Cet événement poursuit quatre objectifs majeurs :
- diffuser les résultats du programme d’élimination de la rage humaine transmise par les chiens dans des contextes différents et explorer son expansion et sa pérennité dans d’autres zones d’endémie ;
- obtenir le soutien et les investissements nécessaires à l’élimination de cette zoonose au niveau national, régional, mondial ;
- promouvoir une collaboration selon l’approche “One Health” entre la santé humaine et animale et les autres secteurs ;
- préparer l’avenir du programme d’action pour l’élimination de la rage humaine transmise par les chiens.

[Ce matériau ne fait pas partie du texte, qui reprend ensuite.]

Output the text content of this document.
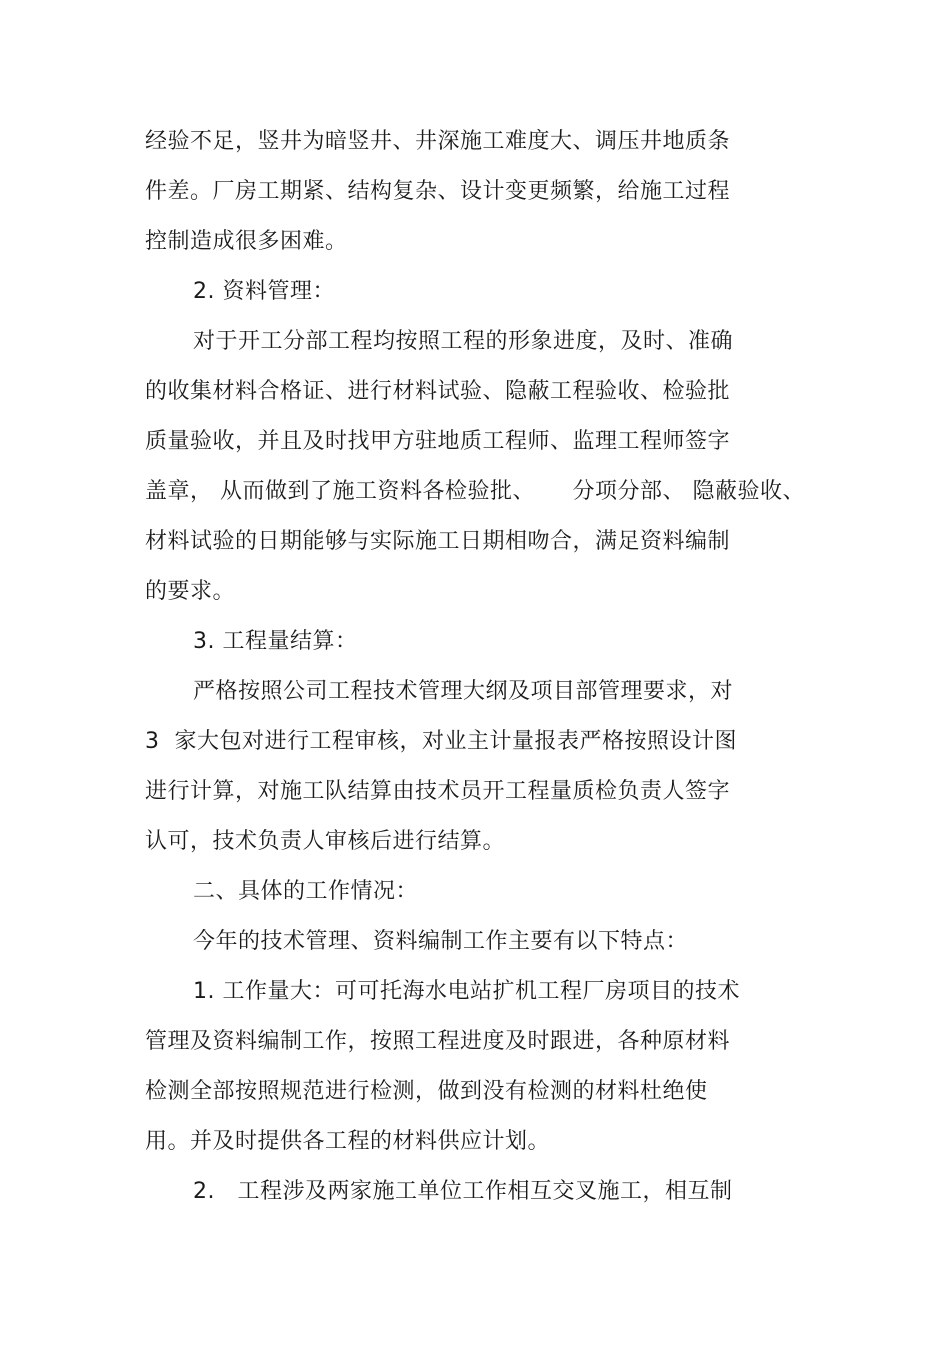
经验不足，竖井为暗竖井、井深施工难度大、调压井地质条
件差。厂房工期紧、结构复杂、设计变更频繁，给施工过程
控制造成很多困难。
2. 资料管理：
对于开工分部工程均按照工程的形象进度，及时、准确
的收集材料合格证、进行材料试验、隐蔽工程验收、检验批
质量验收，并且及时找甲方驻地质工程师、监理工程师签字
盖章， 从而做到了施工资料各检验批、     分项分部、 隐蔽验收、
材料试验的日期能够与实际施工日期相吻合，满足资料编制
的要求。
3. 工程量结算：
严格按照公司工程技术管理大纲及项目部管理要求，对
3  家大包对进行工程审核，对业主计量报表严格按照设计图
进行计算，对施工队结算由技术员开工程量质检负责人签字
认可，技术负责人审核后进行结算。
二、具体的工作情况：
今年的技术管理、资料编制工作主要有以下特点：
1. 工作量大：可可托海水电站扩机工程厂房项目的技术
管理及资料编制工作，按照工程进度及时跟进，各种原材料
检测全部按照规范进行检测，做到没有检测的材料杜绝使
用。并及时提供各工程的材料供应计划。
2.   工程涉及两家施工单位工作相互交叉施工，相互制
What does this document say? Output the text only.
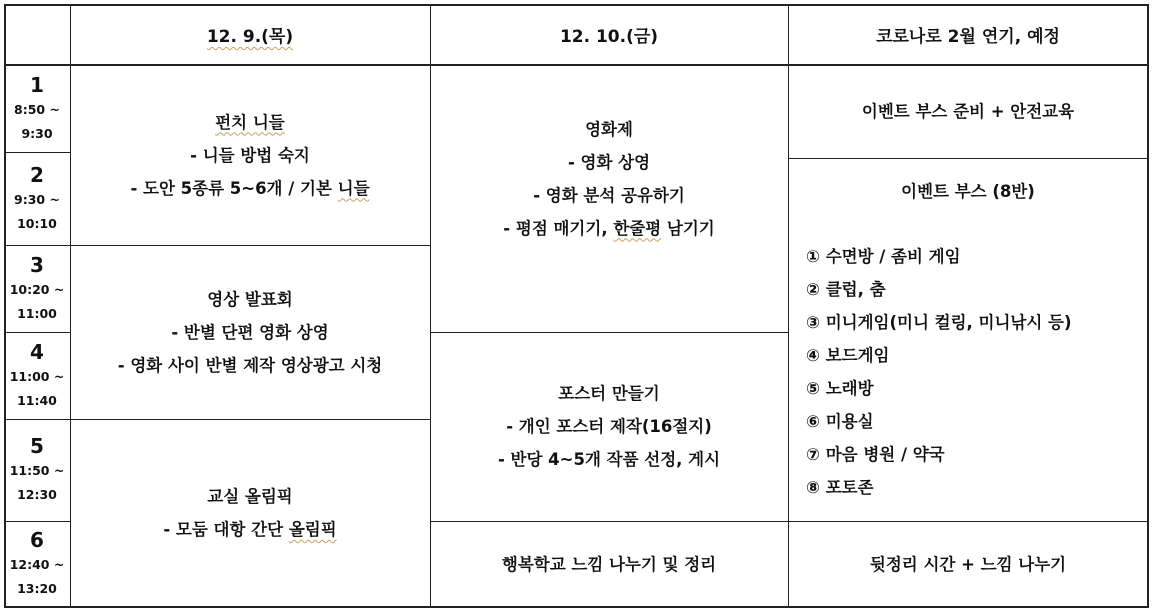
12. 9.(목)	12. 10.(금)	코로나로 2월 연기, 예정
1
8:50 ~
9:30
2
9:30 ~
10:10
3
10:20 ~
11:00
4
11:00 ~
11:40
5
11:50 ~
12:30
6
12:40 ~
13:20
펀치 니들
- 니들 방법 숙지
- 도안 5종류 5~6개 / 기본 니들
영상 발표회
- 반별 단편 영화 상영
- 영화 사이 반별 제작 영상광고 시청
교실 올림픽
- 모둠 대항 간단 올림픽
영화제
- 영화 상영
- 영화 분석 공유하기
- 평점 매기기, 한줄평 남기기
포스터 만들기
- 개인 포스터 제작(16절지)
- 반당 4~5개 작품 선정, 게시
행복학교 느낌 나누기 및 정리
이벤트 부스 준비 + 안전교육
이벤트 부스 (8반)
① 수면방 / 좀비 게임
② 클럽, 춤
③ 미니게임(미니 컬링, 미니낚시 등)
④ 보드게임
⑤ 노래방
⑥ 미용실
⑦ 마음 병원 / 약국
⑧ 포토존
뒷정리 시간 + 느낌 나누기
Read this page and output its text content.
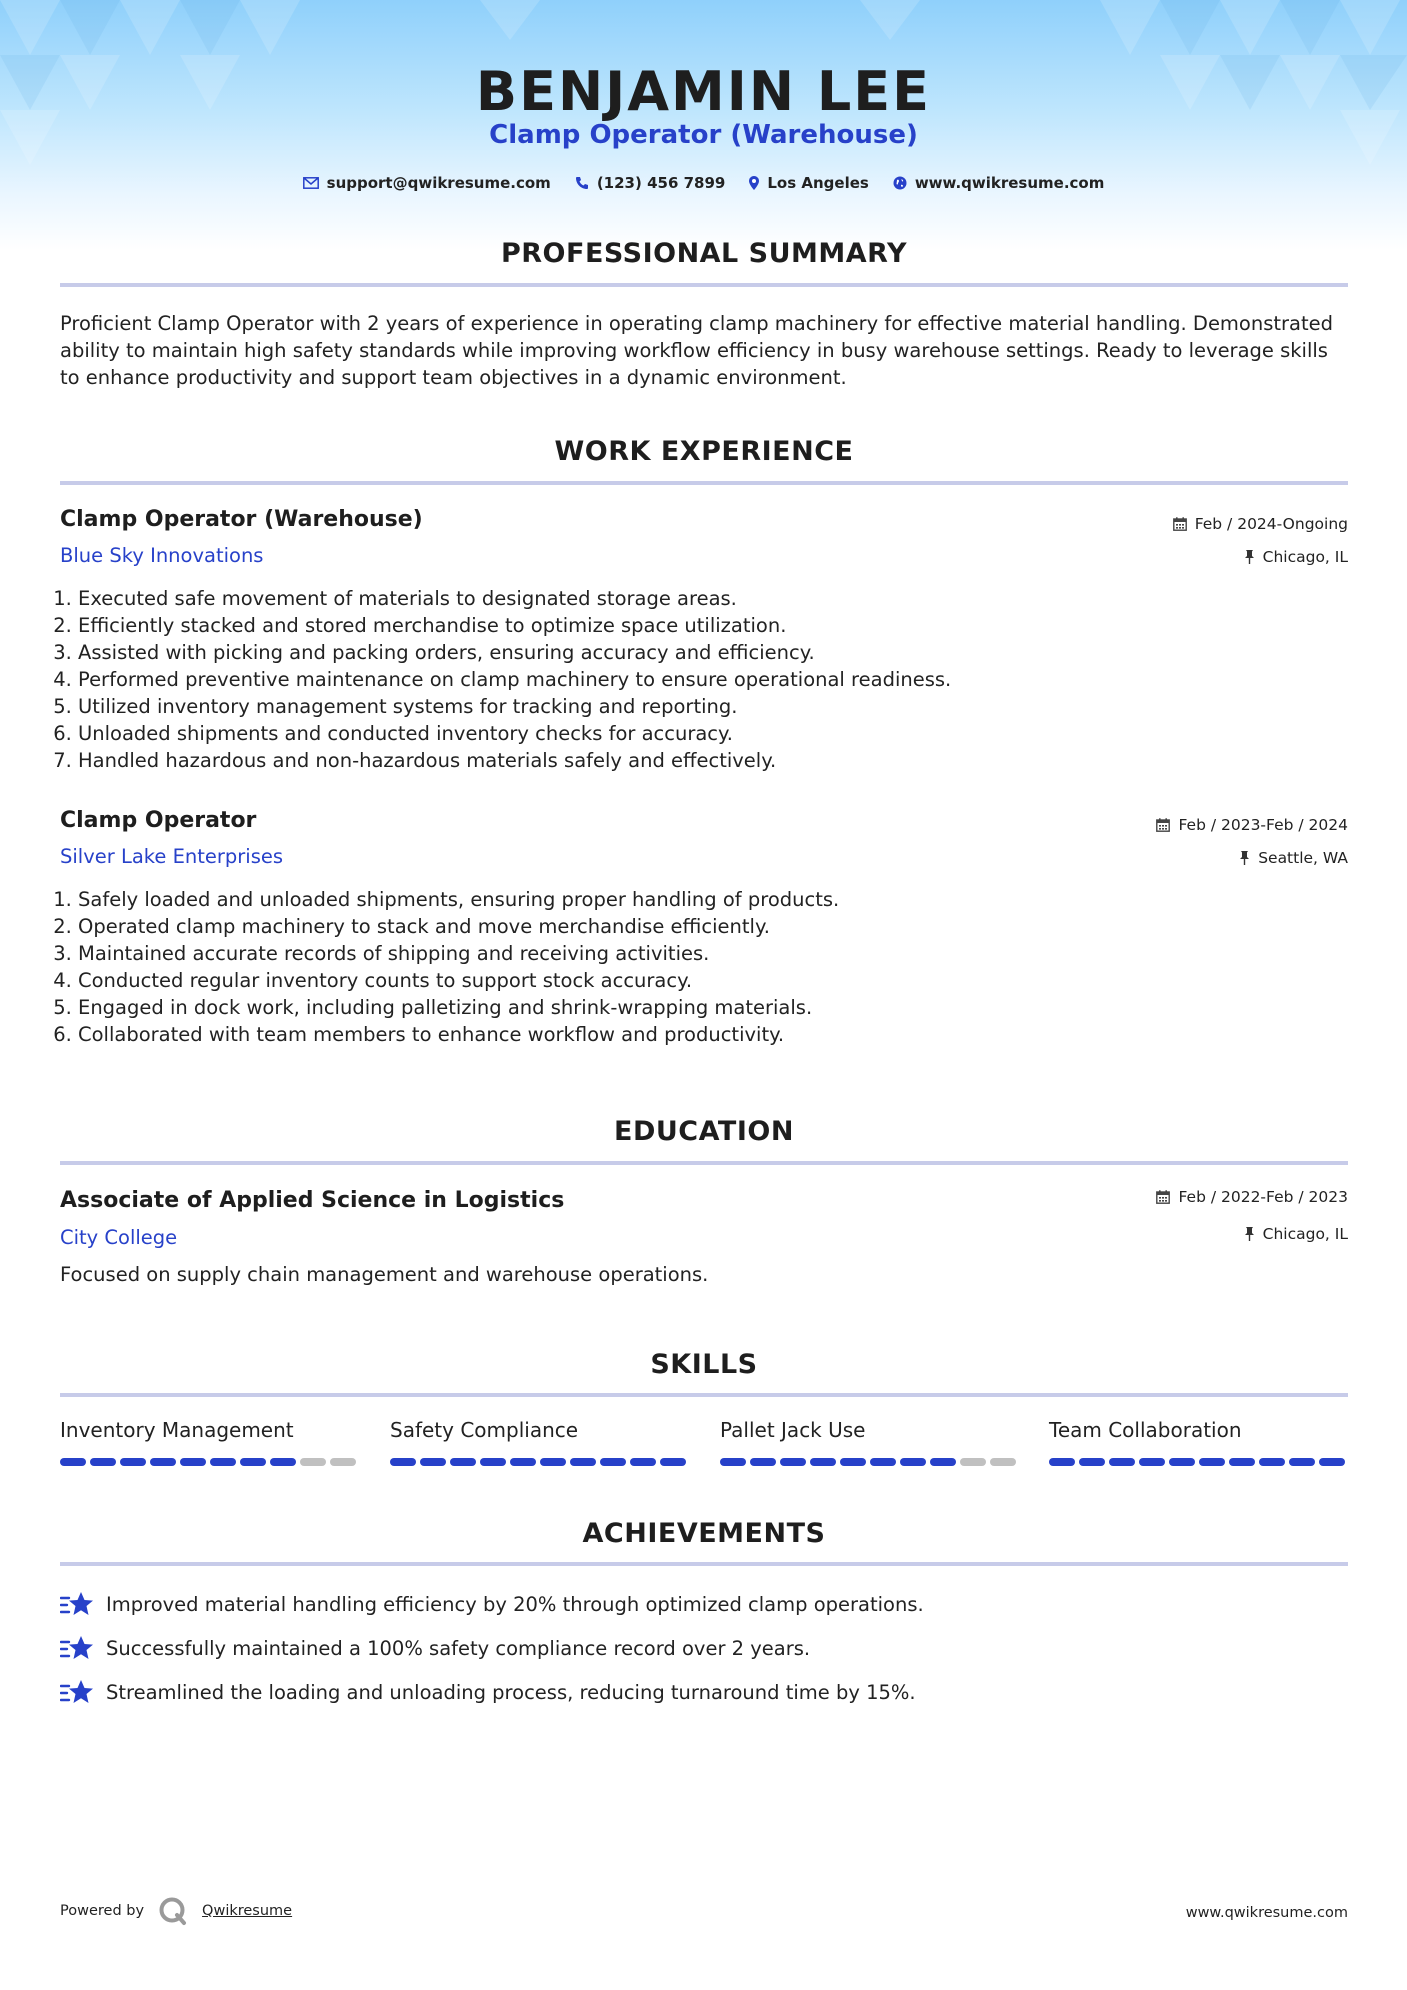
BENJAMIN LEE
Clamp Operator (Warehouse)
support@qwikresume.com	(123) 456 7899	Los Angeles	www.qwikresume.com
PROFESSIONAL SUMMARY
Proficient Clamp Operator with 2 years of experience in operating clamp machinery for effective material handling. Demonstrated ability to maintain high safety standards while improving workflow efficiency in busy warehouse settings. Ready to leverage skills to enhance productivity and support team objectives in a dynamic environment.
WORK EXPERIENCE
Clamp Operator (Warehouse)
Blue Sky Innovations
Feb / 2024-Ongoing
Chicago, IL
1. Executed safe movement of materials to designated storage areas.
2. Efficiently stacked and stored merchandise to optimize space utilization.
3. Assisted with picking and packing orders, ensuring accuracy and efficiency.
4. Performed preventive maintenance on clamp machinery to ensure operational readiness.
5. Utilized inventory management systems for tracking and reporting.
6. Unloaded shipments and conducted inventory checks for accuracy.
7. Handled hazardous and non-hazardous materials safely and effectively.
Clamp Operator
Silver Lake Enterprises
Feb / 2023-Feb / 2024
Seattle, WA
1. Safely loaded and unloaded shipments, ensuring proper handling of products.
2. Operated clamp machinery to stack and move merchandise efficiently.
3. Maintained accurate records of shipping and receiving activities.
4. Conducted regular inventory counts to support stock accuracy.
5. Engaged in dock work, including palletizing and shrink-wrapping materials.
6. Collaborated with team members to enhance workflow and productivity.
EDUCATION
Associate of Applied Science in Logistics
City College
Feb / 2022-Feb / 2023
Chicago, IL
Focused on supply chain management and warehouse operations.
SKILLS
Inventory Management	Safety Compliance	Pallet Jack Use	Team Collaboration
ACHIEVEMENTS
Improved material handling efficiency by 20% through optimized clamp operations.
Successfully maintained a 100% safety compliance record over 2 years.
Streamlined the loading and unloading process, reducing turnaround time by 15%.
Powered by	Qwikresume	www.qwikresume.com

La précédente édition de cette conférence mondiale sur la rage, en 2011 à Séoul, avait permis d’élaborer une stratégie conjointe pour le contrôle de la maladie, donnant la priorité à une bonne gouvernance en termes de répartition des ressources destinées aux actions préventives à conduire chez l’animal.
* « Argumentaire en faveur de l’investissement visant à progresser vers l’élimination de la rage transmise par les chiens », OIE/OMS/FAO/Garc.
** http://www.oie.int/eng/RABIES2015/conceptnote/Globalconferencerabies.pdf
Les maladies tropicales négligées
> La rage : maladie virale transmise à l’homme par morsure d’un chien enragé.
> La dengue : infection transmise par les moustiques.
> Les leishmanioses : maladies transmises par la piqûre de phlébotomes femelles infectés.
> La téniase et la cysticercose : infections provoquées par la présence de ténias dans les intestins.
> La dracunculose : infection due à un nématode qui se transmet par l’ingestion d’eau contaminée par des puces porteuses du parasite.
> L’échinococcose : infection due à des larves de ténias qui se transmet par l’ingestion d’œufs libérés dans les fèces des chiens et des animaux sauvages.
> La filariose lymphatique : infection transmise par les moustiques.
> L’onchocercose : infection transmise par la piqûre de simulies infectées.
> La schistosomiase : infection due à des trématodes par contact avec de l’eau infestée.
> Les géohelminthiases : infections dues à des nématodes, transmises par contact avec de la terre contaminée par des excréments humains.
> La trypanosomiase humaine africaine : infection parasitaire transmise par la piqûre de la mouche tsé-tsé.
> Le trachome : infection due à Chlamydia trachomatis.
> L’ulcère de Buruli : infection cutanée nécrosante due à la bactérie Mycobacterium ulcerans.
> Le pian : infection bactérienne chronique qui touche surtout la peau et les os.
> La lèpre : maladie infectieuse qui touche la peau, les nerfs périphériques, la muqueuse des voies respiratoires supérieures et les yeux.
> La maladie de Chagas : affection transmise à l’homme par contact avec des insectes vecteurs.
> Les trématodoses : infections contractées lors de la consommation de poissons, de légumes ou de crustacés contaminés par des larves de parasites.